Pero volvamos al caso que escribiría el depurado José María Pemán. Monterova tiene un objetivo universal, de los que marcan época como las noventa y cinco tesis de Lutero. El fin no es otro que convertir a los hombres -especie ahora perseguida aunque llegará el tiempo en que será especie protegida- en subsidiarios del sexo. Si Monterova y su auxiliar Belarra atrapan ahora a aquella heroica Esther Vilar, que se atrevió a
describir las penalidades por las que pasa en su vida diaria El varón
domado, se construirían piras por España entera para incinerar a la transgresora. Escuchando y leyendo las bobadas de las infrascritas, vengo a recordar al apocalíptico jesuita Iraolagoitia que se hizo famoso, bien entrados los sesenta y setenta, anunciando la llegada inminente del fin del mundo y también, como antecesor de la doctora Monterova, ordenando a sus oyentes (¡y «oyentas», por Dios!) que sí apostaban por la procreación sin límites, deberían apartar de sus mentes y sus gestos cualquier gozo procaz. El traer hijos al mundo, vociferaba Iraolagoitia, no puede ser un festín lujurioso.

Ya constatan que la doctora Monterova no ha hecho más que clonificarse en un jesuita. Le ha copiado literalmente. Iraolagoitia era, en todo caso,
más considerado que estas apóstoles (¡Por Dios, «apóstalas»¡) del nuevo sexo. El cura, al final de su exordios estremecedores, se retraía un pelín y terminaba así: «En todo caso, señoras y señores, lleven el caso a sus directores espirituales, ¡consúlteles!». No guardo noticia de que ningún
conocido de este temerario periodista hiciera caso a la recomendación. Es más: un amigo del Bachillerato con el que comentaba este episodio, me dijo en su momento: «Yo soy del plan antiguo, me valgo por mí solo». Era
un impío mi amigo el rebelde. Si ahora sobrevive a la doctora Monterova y a su auxiliar de sexo, Belarra, recordará que si no hubiera pasado el
tiempo ese trance, y seguro, porque era un resistente reaccionaría así: «A
mí, esto del sexo ya se me ha ido de pantalla, pero ¡hay que j……!».

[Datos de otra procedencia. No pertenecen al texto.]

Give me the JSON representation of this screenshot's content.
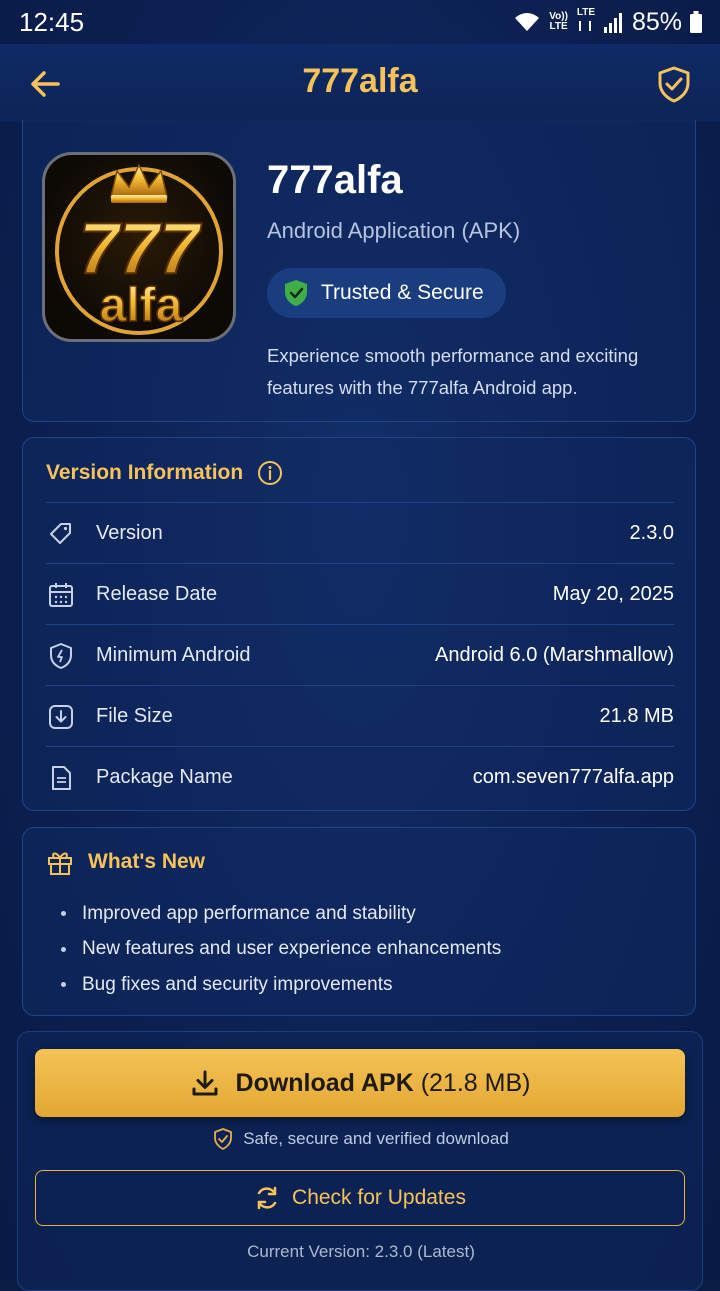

Pues eso. Monterova ha decretado que es alguien para meterse en nuestras camas, para arbitrar cómo debe ajustarse el sexo por placer, el más habitual, o para la procreación, que de eso cada día hay menos. Estos tipos/tipas no es ya que nos quieran sobornar, caso Bolaños, sino que nos quieren salvar… a su manera. Al final, en serio: la intención es que el Estado se introduzca hasta en nuestras más privadas entretelas. Y todo, claro está, lo hacen por nuestro bien, porque estamos todavía en el Medievo de la civilización. No citan, eso no, ejemplos. Se olvidan, por ejemplo, de los zurriagazos que le propinaba a Nadia, la revolucionaria esposa de Lenin que no aceptó ser el florero bolchevique de su amo y señor y que zurró la badana al asesino Stalin. Esto no le vale a la doctora Monterova que, a lo mejor y cuando se termine su okupación ministerial, abre un gabinete con esta placa: «Irene Monterova, doctora en Sexología». Y debajo un lema: «Hombre sometido, mujer viva». Se hinchará.